Questo libretto speciale uscito per i tipi di Quodlibet nel 2013 è un’antologia di prose brevi, a volte brevissime, con cui Matteo Terzaghi dà una personale risposta al problema contemporaneo tanto dibattuto della sovrabbondanza di immagini con cui veniamo investiti da ogni parte, in ogni momento. Non è che lo si possa inquadrare come un libro di cultura fotografica, men che meno di pratica. Piuttosto si tratta di un testo che usa le fotografie come dispositivi del pensiero e della fantasia e la cultura fotografica come ambiente per riflettere sulle stesse, o su altro.
Attingendo ad un immaginario delicatamente predigitale, Terzaghi si sogna operatore di un misterioso Ufficio proiezioni luminose nel reparto amministrativo di una biblioteca in cui vengono depositate e ritirate immagini in continuazione. Il suo compito è corredarle di una didascalia. L’atmosfera è al tempo stesso seria e allegra.
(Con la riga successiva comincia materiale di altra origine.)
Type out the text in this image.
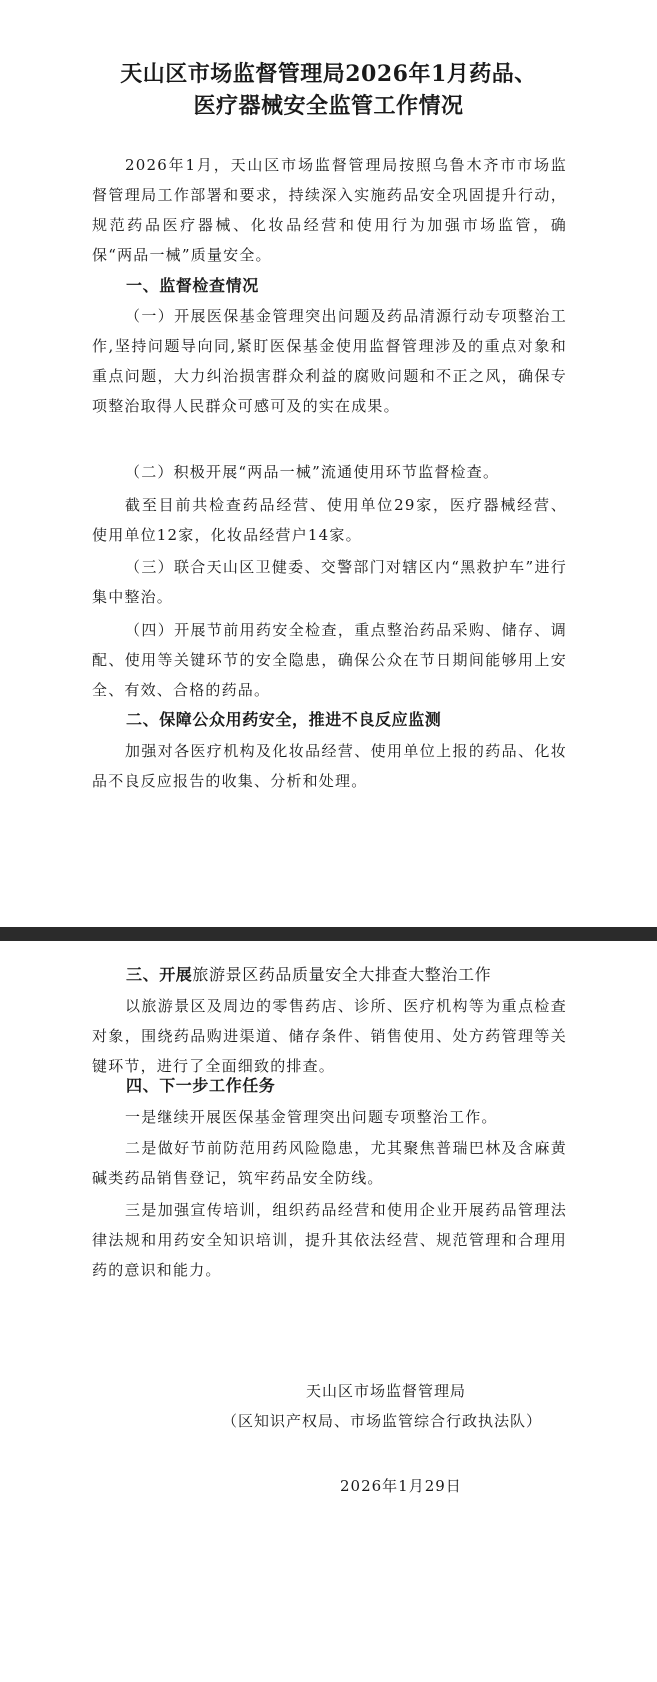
天山区市场监督管理局2026年1月药品、
医疗器械安全监管工作情况

2026年1月，天山区市场监督管理局按照乌鲁木齐市市场监督管理局工作部署和要求，持续深入实施药品安全巩固提升行动，规范药品医疗器械、化妆品经营和使用行为加强市场监管，确保“两品一械”质量安全。

一、监督检查情况

（一）开展医保基金管理突出问题及药品清源行动专项整治工作,坚持问题导向同,紧盯医保基金使用监督管理涉及的重点对象和重点问题，大力纠治损害群众利益的腐败问题和不正之风，确保专项整治取得人民群众可感可及的实在成果。

（二）积极开展“两品一械”流通使用环节监督检查。

截至目前共检查药品经营、使用单位29家，医疗器械经营、使用单位12家，化妆品经营户14家。

（三）联合天山区卫健委、交警部门对辖区内“黑救护车”进行集中整治。

（四）开展节前用药安全检查，重点整治药品采购、储存、调配、使用等关键环节的安全隐患，确保公众在节日期间能够用上安全、有效、合格的药品。

二、保障公众用药安全，推进不良反应监测

加强对各医疗机构及化妆品经营、使用单位上报的药品、化妆品不良反应报告的收集、分析和处理。

三、开展旅游景区药品质量安全大排查大整治工作

以旅游景区及周边的零售药店、诊所、医疗机构等为重点检查对象，围绕药品购进渠道、储存条件、销售使用、处方药管理等关键环节，进行了全面细致的排查。

四、下一步工作任务

一是继续开展医保基金管理突出问题专项整治工作。

二是做好节前防范用药风险隐患，尤其聚焦普瑞巴林及含麻黄碱类药品销售登记，筑牢药品安全防线。

三是加强宣传培训，组织药品经营和使用企业开展药品管理法律法规和用药安全知识培训，提升其依法经营、规范管理和合理用药的意识和能力。

天山区市场监督管理局

（区知识产权局、市场监管综合行政执法队）

2026年1月29日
È da questa dimensione contemporanea ma decelerata, e alleggerita del peso negativo della polemica passatista, che si dipanano queste piccole storie ragionate.
È difficile dare alla prosa di Terzaghi un inquadramento letterario più preciso: include la narrazione, ma non si tratta di racconti, ricorre a riferimenti autobiografici ma non è diaristica. Inoltre sottende a tutto questo un registro saggistico che però – meravigliosamente! – non si verticalizza mai in un’analisi di argomenti che porterebbero altrove. Tutto resta piacevolmente orizzontale e centrato, presente, come la qualità della scrittura, che è la vera forza gravitazionale che tiene tutte queste impressioni sparse, insieme. Una scrittura limpida e leggera: non nel senso dell’inconsistenza, ma in quello calviniano di una gravità senza peso.
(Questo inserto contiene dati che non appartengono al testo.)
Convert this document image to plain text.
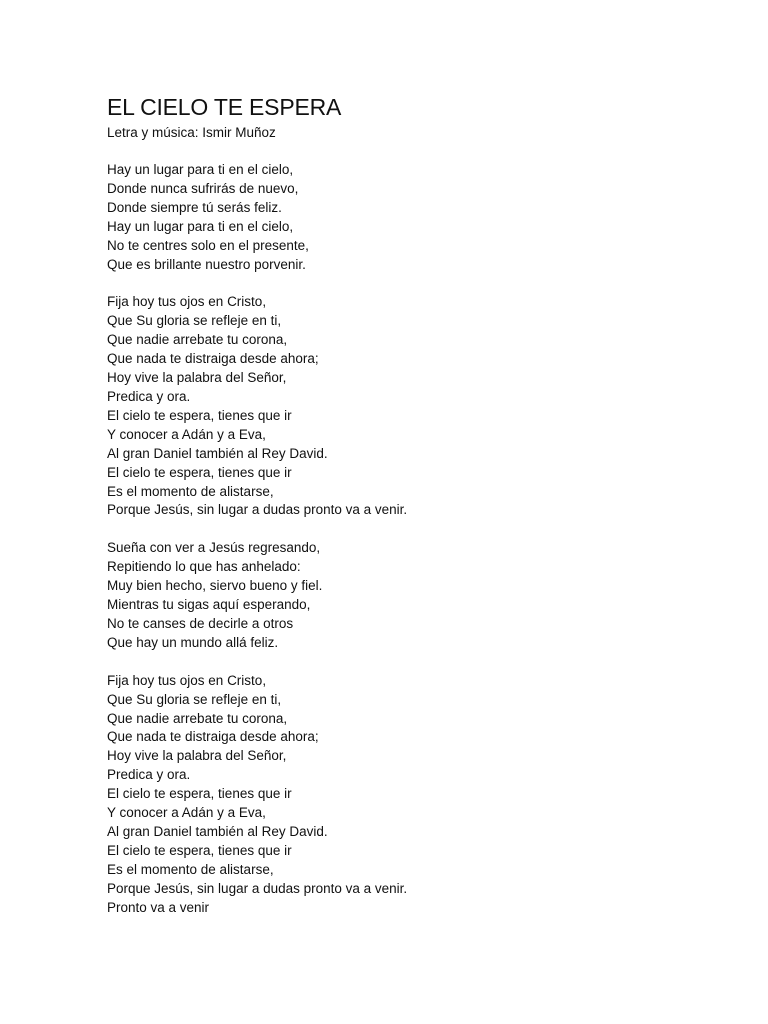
EL CIELO TE ESPERA

Letra y música: Ismir Muñoz

Hay un lugar para ti en el cielo,

Donde nunca sufrirás de nuevo,

Donde siempre tú serás feliz.

Hay un lugar para ti en el cielo,

No te centres solo en el presente,

Que es brillante nuestro porvenir.

Fija hoy tus ojos en Cristo,

Que Su gloria se refleje en ti,

Que nadie arrebate tu corona,

Que nada te distraiga desde ahora;

Hoy vive la palabra del Señor,

Predica y ora.

El cielo te espera, tienes que ir

Y conocer a Adán y a Eva,

Al gran Daniel también al Rey David.

El cielo te espera, tienes que ir

Es el momento de alistarse,

Porque Jesús, sin lugar a dudas pronto va a venir.

Sueña con ver a Jesús regresando,

Repitiendo lo que has anhelado:

Muy bien hecho, siervo bueno y fiel.

Mientras tu sigas aquí esperando,

No te canses de decirle a otros

Que hay un mundo allá feliz.

Fija hoy tus ojos en Cristo,

Que Su gloria se refleje en ti,

Que nadie arrebate tu corona,

Que nada te distraiga desde ahora;

Hoy vive la palabra del Señor,

Predica y ora.

El cielo te espera, tienes que ir

Y conocer a Adán y a Eva,

Al gran Daniel también al Rey David.

El cielo te espera, tienes que ir

Es el momento de alistarse,

Porque Jesús, sin lugar a dudas pronto va a venir.

Pronto va a venir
Il motivo per cui vale la pena soffermarsi sul libro in toto e non solo su come le fotografie ci funzionano dentro, è che non esiste una vera separazione tra testo e immagine, come spesso succede quando si tenta una commistione tra due linguaggi. Non ci si muove, qui, su binari paralleli. E in effetti, Terzaghi, che non è un fotografo, non è neanche uno scrittore tradizionalmente inteso. La sua pratica è decisamente più artistica che prettamente letteraria, e lo è in maniera più evidente nelle produzioni indipendenti in collaborazione con Marco Zurcher, grafico, che mettono in forma ancora diversa questo rapporto tra la fotografia e il suo racconto.
Ogni storia è un cerchio che si apre inaspettatamente e si richiude con grazia, inanellando in un giro virtuoso immagini, impressioni, considerazioni dotte e sogni lucidi. A volte disegna perimetri lunghissimi e allora si tratta di cerchi nel senso di un girare in tondo, intorno ad un nucleo, senza fissarlo mai. L’orbita – dice l’autore in un’intervista – è il movimento che fa il pensiero quando si raccoglie intorno a qualcosa. A volte invece sono punti fissi, che colpiscono la nostra corteccia come sassi l’acqua e allora i cerchi sono quelli che si generano da noi, che vibriamo di suggestioni e nuove domande.
– Pubblicato nel 2013 per i tipi di Quodlibet, Ufficio proiezioni luminose ha vinto il ”Premio svizzero di letteratura 2014”.
– Nel 2020 per la stessa collana è uscito La terra e il suo satellite, che è meno circoscritto alla visione e le immagini, ma si pone in continuità con il testo precedente.
– Gran parte della sua produzione riguarda però i libri d’artista co-creati con Marco Zurcher a partire dal 1995. Di uno dei più recenti, Hotel Silesia c’è un’approfondita video recensione di Luca Panaro.
– Il riferimento “calviniano” è al saggio sulla Leggerezza di Italo Calvino, in Lezioni Americane.